Rindos v Hardwick
Rindos v. Hardwick was a landmark case of Internet defamation heard in 1994 in which Western Australian lawyers representing a visiting American academic sought to create a legal precedent by deeming an email sent by Gil Hardwick to have alleged paedophilia against David Rindos, a probationary lecturer in Archaeology at the University of Western Australia.
Mr Hardwick was living at the time with his wife and young family in Derby as part of a field trip into the Great Sandy Desert in the far north-west of Western Australia.

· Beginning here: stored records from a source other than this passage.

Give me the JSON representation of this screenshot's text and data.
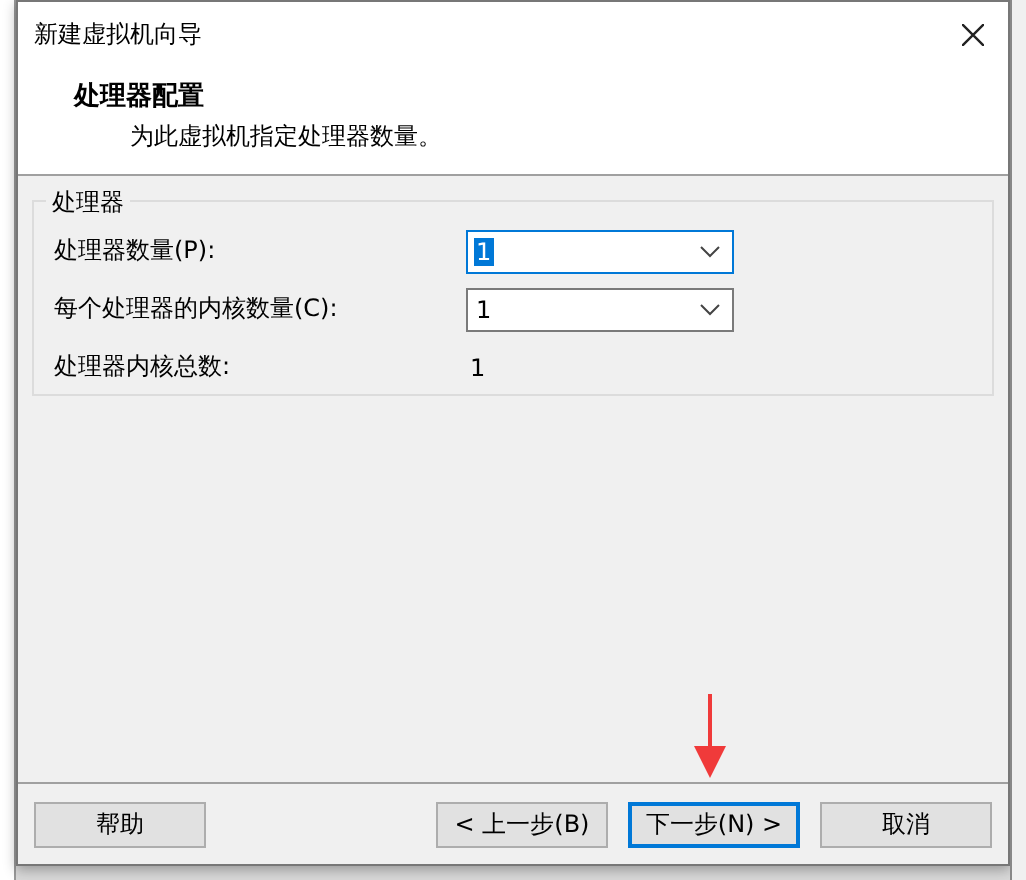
{
  "window": {
    "title": "新建虚拟机向导"
  },
  "header": {
    "title": "处理器配置",
    "subtitle": "为此虚拟机指定处理器数量。"
  },
  "group": {
    "title": "处理器",
    "rows": [
      {
        "kind": "combo",
        "label": "处理器数量(P):",
        "value": "1",
        "focused": true
      },
      {
        "kind": "combo",
        "label": "每个处理器的内核数量(C):",
        "value": "1",
        "focused": false
      },
      {
        "kind": "readout",
        "label": "处理器内核总数:",
        "value": "1"
      }
    ]
  },
  "buttons_left": [
    {
      "label": "帮助",
      "default": false
    }
  ],
  "buttons_right": [
    {
      "label": "< 上一步(B)",
      "default": false
    },
    {
      "label": "下一步(N) >",
      "default": true
    },
    {
      "label": "取消",
      "default": false
    }
  ]
}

As far as can be ascertained, Hardwick was studying in a different department, had not experienced any professional differences with Dr Rindos, and in fact hardly knew him beyond the constant disruption being suffered by students throughout the scandals among staff over Dr Rindos' insistence on being granted tenure, and Dr Rindos' subsequent harassment of students seeking support for his cause.
Mr Hardwick's email seeking to clarify the situation in the midst of global hysteria among homosexual academics and their supporters being incited by the case was posted to the Usenet newsgroup sci.anthropology in response to prolonged haranguing of the group by Dr Rindos and his supporters.
The background controversy was apparently concerned with preferential homosexual and lesbian engagement between staff and selected students; and more generally over the disruption to their studies caused by radical changes wrought by the then Hawke Federal Labor Government. Whether this had any bearing on the University's repeated refusal to grant Dr Rindos tenure is not known, beyond the fact that the tenure system was being phased out in any event to be replaced by the system of contract now in use.
The case in law focused on a Usenet posting made via DIALix, arguably Australia's first commercial Internet service provider, although the court did not consider whether the ISP was responsible for carriage of the message.